With the future track still up in the air, "we're not looking for extreme weather," said Stephen DiRienzo, the warning coordination meteorologist for the National Weather Service in Albany, N.Y.
But he acknowledged that Hermine, if it stalls offshore, could mar the second half of the Labor Day holiday weekend. "We could see a cold, rainy, breezy, ugly Sunday and Monday," he pointed out, with temperatures in the Berkshires stuck in the 50s.
"Any rain we get would be beneficial," DiRienzo added. "If there's any issue, it would be stronger winds in Great Barrington and points south."
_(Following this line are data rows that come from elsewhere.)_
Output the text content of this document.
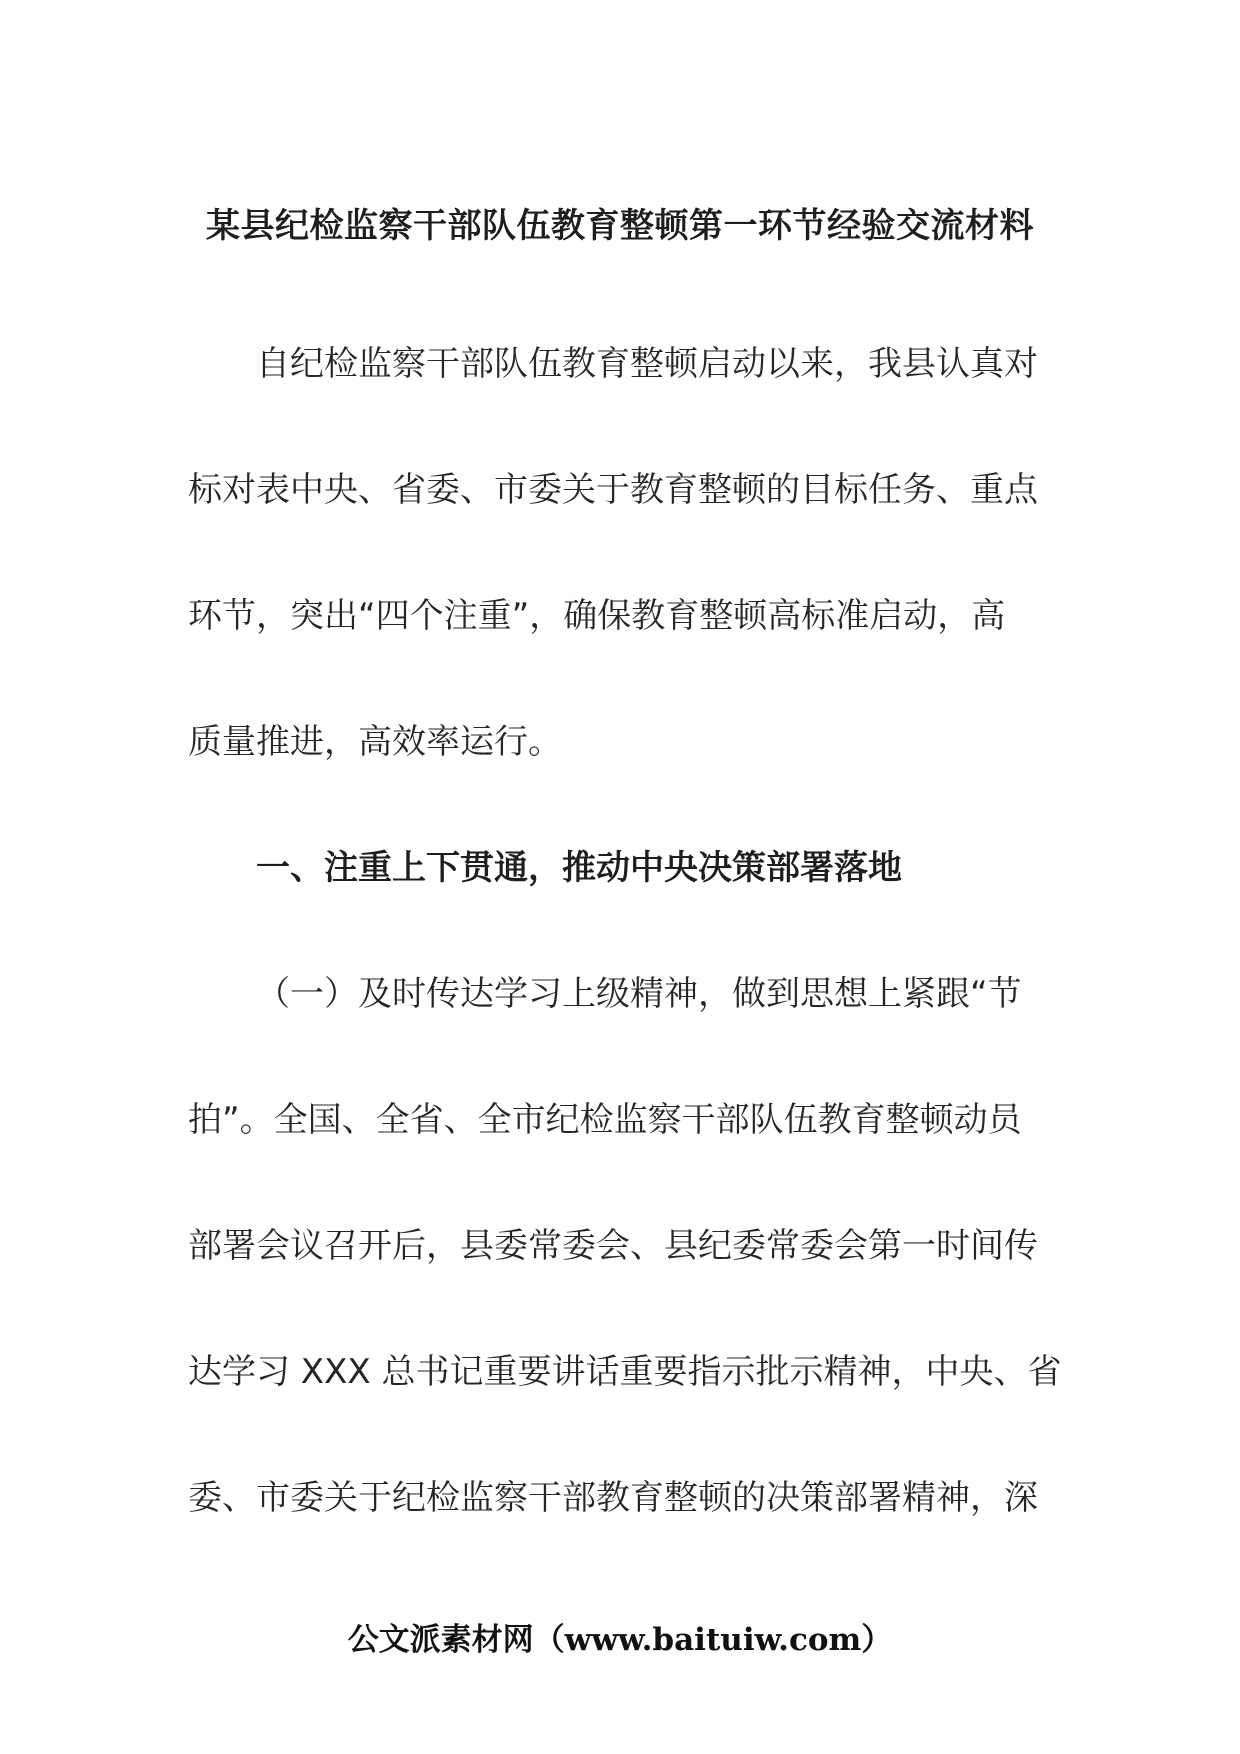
某县纪检监察干部队伍教育整顿第一环节经验交流材料
自纪检监察干部队伍教育整顿启动以来，我县认真对
标对表中央、省委、市委关于教育整顿的目标任务、重点
环节，突出“四个注重”，确保教育整顿高标准启动，高
质量推进，高效率运行。
一、注重上下贯通，推动中央决策部署落地
（一）及时传达学习上级精神，做到思想上紧跟“节
拍”。全国、全省、全市纪检监察干部队伍教育整顿动员
部署会议召开后，县委常委会、县纪委常委会第一时间传
达学习 XXX 总书记重要讲话重要指示批示精神，中央、省
委、市委关于纪检监察干部教育整顿的决策部署精神，深
公文派素材网（www.baituiw.com）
But North Berkshire and southern Vermont counties look to be spared any impact, although DiRienzo, along with other forecasters, was still hedging his bets.
"There's plenty of room for error in the speed and track of the storm," he emphasized. "The best people can do is keep an eye on it."
"These storms have a tendency to wobble back and worth and there's a lot of uncertainty," said Joe Kravitz, the atmospheric scientist based at Berkshire Community College.
His outlook for the final days of the holiday weekend is somewhat more optimistic, with a sunny and mild day on Sunday and just a possibility of light rain at night and on Monday.
However, anyone heading to the New England coast for the weekend, especially the Boston area, the Cape and the Islands, can expect a good chance of rain and wind from Sunday on, forecasters at the National Weather Service in Taunton stated.
Whatever happens, the region's significant dry spell is unlikely to be broken.
The latest U,S. Drought Monitor issued on Thursday places eastern Berkshire County, from Sandisfield north to Savoy and Florida, in a moderate drought. The rest of the county and southern Vermont continue to be rated as abnormally dry.
State House News Service contributed to this report.
Contact Clarence Fanto at 413-637-2551.
How Dry We (Still) Are . . .
Except for North Berkshire and southern Vermont, which were hit by several intense thundershowers during August, the rest of the region remained well below normal last month. August totals:
Pittsfield Municipal Airport: 2.6 inches (normal 4.1).
Great Barrington: 2.7 inches (normal 4.2).
North Adams (airport): 4.5 inches (normal 4.2).
Bennington, Vt. (airport): 5.4 inches (normal 4.0).
Year to date (Pittsfield):
23.97 inches (22 percent below normal).